When Sewell’s Orchard joined Columbia’s other lost 14,000 acres of farmland
(Editor’s note: This article, part of a series of feature articles celebrating the 50th anniversary of Columbia, Md., originally appeared in the Summer 2017 issue of The Legacy, a quarterly newsletter published by the Howard County Historical Society in Ellicott City, Md. It is reprinted with their permission.)
COLUMBIA, Md. — As Jim Rouse’s Columbia rose up around them during its first decade, Ronnie Sewell, one of two brothers who ran Sewell’s Orchard — the last farm in the planned community — remembered when the liability of being “the hole of the donut” outweighed the pros of being a good local farm resource.
“If we had been on the edge of town, we would’ve looked at it in a different light,” he said.
So, in April 1979, almost a dozen years after Columbia celebrated the opening of its first village in Wilde Lake, Donald and Ronnie Sewell began to sell off parcels of their farm to a Baltimore developer.
By the mid-1980s, both the orchards and the Sewell brothers were gone to Carroll County, with street names such as Black Cherry Circle, White Peach Place, and, of course, Sewell’s Orchard Drive left behind as the only reminders of their once thriving farm.
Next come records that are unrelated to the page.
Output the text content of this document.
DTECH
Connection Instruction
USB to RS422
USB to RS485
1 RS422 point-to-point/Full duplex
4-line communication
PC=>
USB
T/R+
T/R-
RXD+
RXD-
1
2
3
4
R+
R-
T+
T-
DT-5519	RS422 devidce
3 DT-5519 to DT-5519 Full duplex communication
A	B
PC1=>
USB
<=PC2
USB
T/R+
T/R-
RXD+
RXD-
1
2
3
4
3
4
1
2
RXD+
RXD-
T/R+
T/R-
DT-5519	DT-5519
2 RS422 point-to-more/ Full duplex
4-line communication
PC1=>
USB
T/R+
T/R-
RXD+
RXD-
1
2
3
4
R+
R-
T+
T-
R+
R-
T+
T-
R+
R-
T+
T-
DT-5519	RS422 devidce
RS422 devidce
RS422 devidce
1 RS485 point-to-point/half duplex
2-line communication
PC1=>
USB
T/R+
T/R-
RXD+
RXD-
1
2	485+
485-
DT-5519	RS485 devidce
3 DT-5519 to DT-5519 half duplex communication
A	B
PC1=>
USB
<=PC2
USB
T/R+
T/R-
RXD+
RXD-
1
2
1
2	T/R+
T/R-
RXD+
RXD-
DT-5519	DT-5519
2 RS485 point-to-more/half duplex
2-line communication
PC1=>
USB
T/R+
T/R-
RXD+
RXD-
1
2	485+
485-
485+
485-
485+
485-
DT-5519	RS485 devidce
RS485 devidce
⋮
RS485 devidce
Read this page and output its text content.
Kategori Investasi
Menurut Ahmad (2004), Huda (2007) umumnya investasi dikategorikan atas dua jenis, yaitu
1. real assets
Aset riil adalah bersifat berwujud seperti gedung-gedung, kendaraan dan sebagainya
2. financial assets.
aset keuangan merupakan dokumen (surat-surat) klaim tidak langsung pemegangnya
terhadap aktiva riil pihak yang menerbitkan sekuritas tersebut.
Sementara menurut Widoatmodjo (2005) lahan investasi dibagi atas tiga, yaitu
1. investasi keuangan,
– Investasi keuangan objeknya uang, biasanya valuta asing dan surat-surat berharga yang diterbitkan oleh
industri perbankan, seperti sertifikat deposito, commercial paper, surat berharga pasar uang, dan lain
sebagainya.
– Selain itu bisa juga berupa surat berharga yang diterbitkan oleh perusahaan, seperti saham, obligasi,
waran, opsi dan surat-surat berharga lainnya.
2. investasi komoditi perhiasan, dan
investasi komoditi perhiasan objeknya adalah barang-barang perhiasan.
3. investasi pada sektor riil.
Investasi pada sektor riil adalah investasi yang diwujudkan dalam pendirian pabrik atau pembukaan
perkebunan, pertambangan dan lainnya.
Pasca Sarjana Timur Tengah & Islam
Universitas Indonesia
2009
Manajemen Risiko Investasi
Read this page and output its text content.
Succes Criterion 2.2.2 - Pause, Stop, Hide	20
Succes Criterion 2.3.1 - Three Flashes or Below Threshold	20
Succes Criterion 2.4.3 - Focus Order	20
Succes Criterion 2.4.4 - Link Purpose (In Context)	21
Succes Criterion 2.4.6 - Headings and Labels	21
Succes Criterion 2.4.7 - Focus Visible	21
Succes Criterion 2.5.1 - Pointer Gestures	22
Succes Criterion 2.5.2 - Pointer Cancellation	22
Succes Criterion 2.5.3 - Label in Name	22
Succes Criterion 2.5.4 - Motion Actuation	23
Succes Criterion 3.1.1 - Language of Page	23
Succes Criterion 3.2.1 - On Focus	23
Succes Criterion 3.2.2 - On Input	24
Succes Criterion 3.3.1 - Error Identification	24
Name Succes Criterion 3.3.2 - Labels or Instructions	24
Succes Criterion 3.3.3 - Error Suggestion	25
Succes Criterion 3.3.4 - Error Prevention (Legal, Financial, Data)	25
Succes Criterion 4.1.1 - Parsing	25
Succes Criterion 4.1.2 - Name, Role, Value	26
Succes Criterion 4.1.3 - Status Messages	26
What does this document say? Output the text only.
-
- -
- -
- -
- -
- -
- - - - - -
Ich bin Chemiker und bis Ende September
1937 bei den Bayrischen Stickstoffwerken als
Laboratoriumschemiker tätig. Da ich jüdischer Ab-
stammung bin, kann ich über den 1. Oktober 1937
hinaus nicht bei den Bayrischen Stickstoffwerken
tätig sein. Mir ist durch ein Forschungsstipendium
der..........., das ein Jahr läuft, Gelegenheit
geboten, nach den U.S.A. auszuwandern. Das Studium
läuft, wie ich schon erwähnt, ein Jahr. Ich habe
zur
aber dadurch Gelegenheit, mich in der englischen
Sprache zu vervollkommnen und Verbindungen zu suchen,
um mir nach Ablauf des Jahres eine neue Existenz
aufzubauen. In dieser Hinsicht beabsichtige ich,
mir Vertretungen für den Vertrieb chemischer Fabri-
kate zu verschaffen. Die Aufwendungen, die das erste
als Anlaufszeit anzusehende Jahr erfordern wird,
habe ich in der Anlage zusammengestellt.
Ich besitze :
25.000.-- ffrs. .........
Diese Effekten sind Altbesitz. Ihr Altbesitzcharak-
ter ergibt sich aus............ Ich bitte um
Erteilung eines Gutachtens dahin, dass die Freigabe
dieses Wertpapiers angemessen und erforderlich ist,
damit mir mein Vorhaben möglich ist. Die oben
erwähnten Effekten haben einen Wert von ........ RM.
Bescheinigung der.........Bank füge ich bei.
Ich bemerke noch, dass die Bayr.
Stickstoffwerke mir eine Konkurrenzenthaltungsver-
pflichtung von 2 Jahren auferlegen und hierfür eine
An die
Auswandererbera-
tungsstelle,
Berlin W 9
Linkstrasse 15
Like Irvin and George Dasher, farmers to their south who had initially sold to Rouse, the two brothers had come to realize that city folks and country folks would always clash where their boundaries collided so forcefully.
George Dasher said as much in a February 1991 article from The Howard County Times: “The city people want to see the open space, but they don’t want to be concerned with the livestock if it ever gets out,’ [Dasher] explain[ed], ‘or smell the manure, or hear the tractors.’”
Yet, neither Sewell brother decried Jim Rouse’s vision.
Donald Sewell, quoted in several articles as his farm began to sprout crops of houses rather than the fruits and vegetables that first his father, and then he and his brother had become known for, stated in a 1981 Preview of Homes article, “Any criticism of Jim Rouse should be well thought out before said.
“The planned community has been tremendous for Howard County. It’s healthy, vibrant and good economically — it’s great.”
More than 35 years later, Ronnie Sewell echoed his brother’s sentiments in a discussion about the Dashers, Seilings, and the other farmers who originally sold their land to Jim Rouse back in the mid-1960s to make the town possible.
Sewell pointed out that the farmers’ ages — most were in their late 50s or early 60s with no children interested in taking over the family farm — along with the agricultural practices of the time—Sewell’s father was one of the first to move away from general farming to agritourism thanks to his retail grocery experience in Elkridge — meant that most “were ready to be done with farming.”
In fact, Sewell said, he remembers “George Dasher saying he was ‘glad for it. Maybe I could have held out for more, but I was ready to sell.’ [And] that’s,” Sewell said, “why Rouse was a good thing. They probably would have still all sold out, but it wouldn’t have been as well organized, and it wouldn’t have accommodated the diverse demographics [that Columbia encouraged.]
“A lot of people welcomed [Rouse’s] vision including his determination to enhance the aesthetics. It was amazing he could pull it together.”
Like his brother in those earlier articles, Ronnie Sewell acknowledged that he “wanted to keep farming” all those years ago; but, again like his brother, “I didn’t want to have a city wrapped around me.”